Sometimes very sadly, I have shared the fact that my parents are no longer living and that I miss them very much.  From deep inside of my heart, I have cried out from time to time as I have written of how much I still really need them to be around.  Perhaps someone from "the 120" has already had to experience the very same thing.  It happens, you know?  When we least expect it, our parents are taken from us and whether we are 9 or 59, it still hurts.  I have written of both my folks several times and I will share snippets of their posts to help teach the writing process.

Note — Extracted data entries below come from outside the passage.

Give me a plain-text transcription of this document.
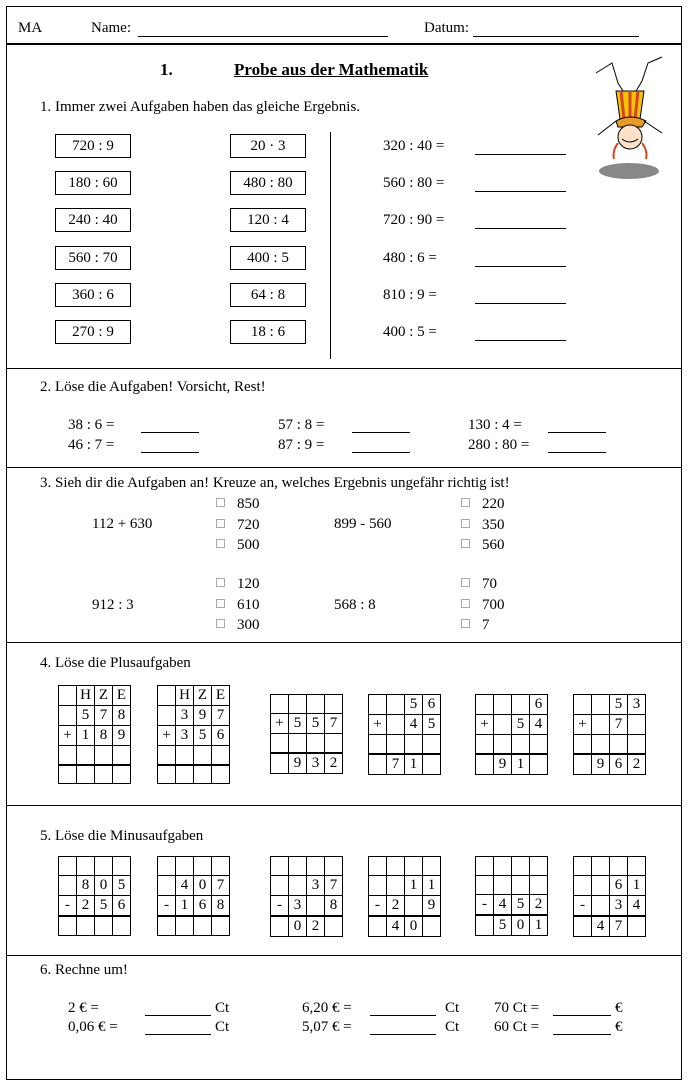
MA	Name:	Datum:
1.	Probe aus der Mathematik
1. Immer zwei Aufgaben haben das gleiche Ergebnis.
720 : 9	20 · 3	320 : 40 =
180 : 60	480 : 80	560 : 80 =
240 : 40	120 : 4	720 : 90 =
560 : 70	400 : 5	480 : 6 =
360 : 6	64 : 8	810 : 9 =
270 : 9	18 : 6	400 : 5 =
2. Löse die Aufgaben! Vorsicht, Rest!
38 : 6 =
46 : 7 =
57 : 8 =
87 : 9 =
130 : 4 =
280 : 80 =
3. Sieh dir die Aufgaben an! Kreuze an, welches Ergebnis ungefähr richtig ist!
112 + 630
850
720
500
899 - 560
220
350
560
912 : 3
120
610
300
568 : 8
70
700
7
4. Löse die Plusaufgaben
	H	Z	E
	5	7	8
+	1	8	9

	H	Z	E
	3	9	7
+	3	5	6

+	5	5	7

	9	3	2
		5	6
+		4	5

	7	1	
			6
+		5	4

	9	1	
		5	3
+		7	

	9	6	2
5. Löse die Minusaufgaben

	8	0	5
-	2	5	6

	4	0	7
-	1	6	8

		3	7
-	3		8
	0	2	

		1	1
-	2		9
	4	0	

-	4	5	2
	5	0	1

		6	1
-		3	4
	4	7	
6. Rechne um!
2 € =	Ct
0,06 € =	Ct
6,20 € =	Ct
5,07 € =	Ct
70 Ct =	€
60 Ct =	€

A paragraph from a post from June 4th of last year is shown below when I wrote of my mom after coming across the journals that she kept for many years prior to her death in 2007.

I was going through the very last of my things back in Hutchinson last week when I came across them lying in a plastic tub.  There amidst a thousand other things I saw four of the old journals that my mom had written in during the years just prior to her death in 2007.  I had completely forgotten that they were there and as I scooped them up into my arms to place them into another box of things to go back to Colorado, I stopped for a moment and paused to remember her.  I didn't cry this time and I think that in itself is a very good thing.
(August of 2014)

Life is a very great adventure and during my 59 years here on this great planet called Earth, I've seen many of them.  My students are just now in the beginning stages and their ventures out into "the great unknown" are slightly more limited than mine have been.  But through this blog I can share with them what I've done and in turn through their writing they can tell me all about the things that they too have seen.  

Their teacher has done a few crazy things in life that perhaps some would have questioned at the time.  
Crazy things like driving over 2,000 miles all of the way from Wichita, Kansas to Portland, Maine via Owego, New York all in the course of 5 days,  just to see my very first lighthouse is right there in black and white.  I'm not sure whether I'll tell them the part about doing it all alone yet but if they ask I'll have to be honest.  I can share that trip with them and show a few of the great pictures just by going back to my blog posts from May of 2012.  

From May 28th of 2012, upon arriving at the New England village of Owego, New York

One of the nicest sights to see this day was the sign announcing I'd finally made it to this place in southern New York, a village called Owego.  As you can tell by the sign, it's no "spring chicken".  Owego is rich in heritage and tradition, a very proud community.  I'm so glad to have spent the day here.

Where I am from, Kansas, we're just glad to have seen our communities celebrate their centennial birthdays.  Owego has been here for, wait a minute cause I'm doing the math, 225 years.  You can't be here that long without establishing some very deep ties and traditions. (May of 2012)

And from the following day, a post from my final destination and the site of the beautiful Portland Headlight in Maine.

It was every bit as beautiful as I imagined it to be.  I was not disappointed in the least!  I took several photos, but am including a few with this blog.  I hope someday to see it again before I die.  


Wow, I look EVEN shorter than I normally do!  I went up the first adults I could find and asked if they would take a picture of me by the lighthouse.  Little did I know that they were from France and spoke hardly ANY English but we managed to communicate with one another and got the photo regardless.  Good folks, just visiting the New England states,  like me.  (May of 2012)

One week from Monday school will begin here in our part of Texas.  All next week teachers will meet together to plan and get things ready for the first day of school.  It will be a very busy time for all of us.  I have much to learn and only a very short time in which to do so.  Much lies ahead of me to accomplish and so I plan to take a week away from writing in this blog post.  Even though I love writing each and every day it is good once in a while to go away from it.  Time away is not a bad thing but one thing is for certain.

I will be back.

It all started with a bike ride across the state of Kansas in 2011.  More than 900 posts later (about 890 more than I ever intended for it to be) I am still writing.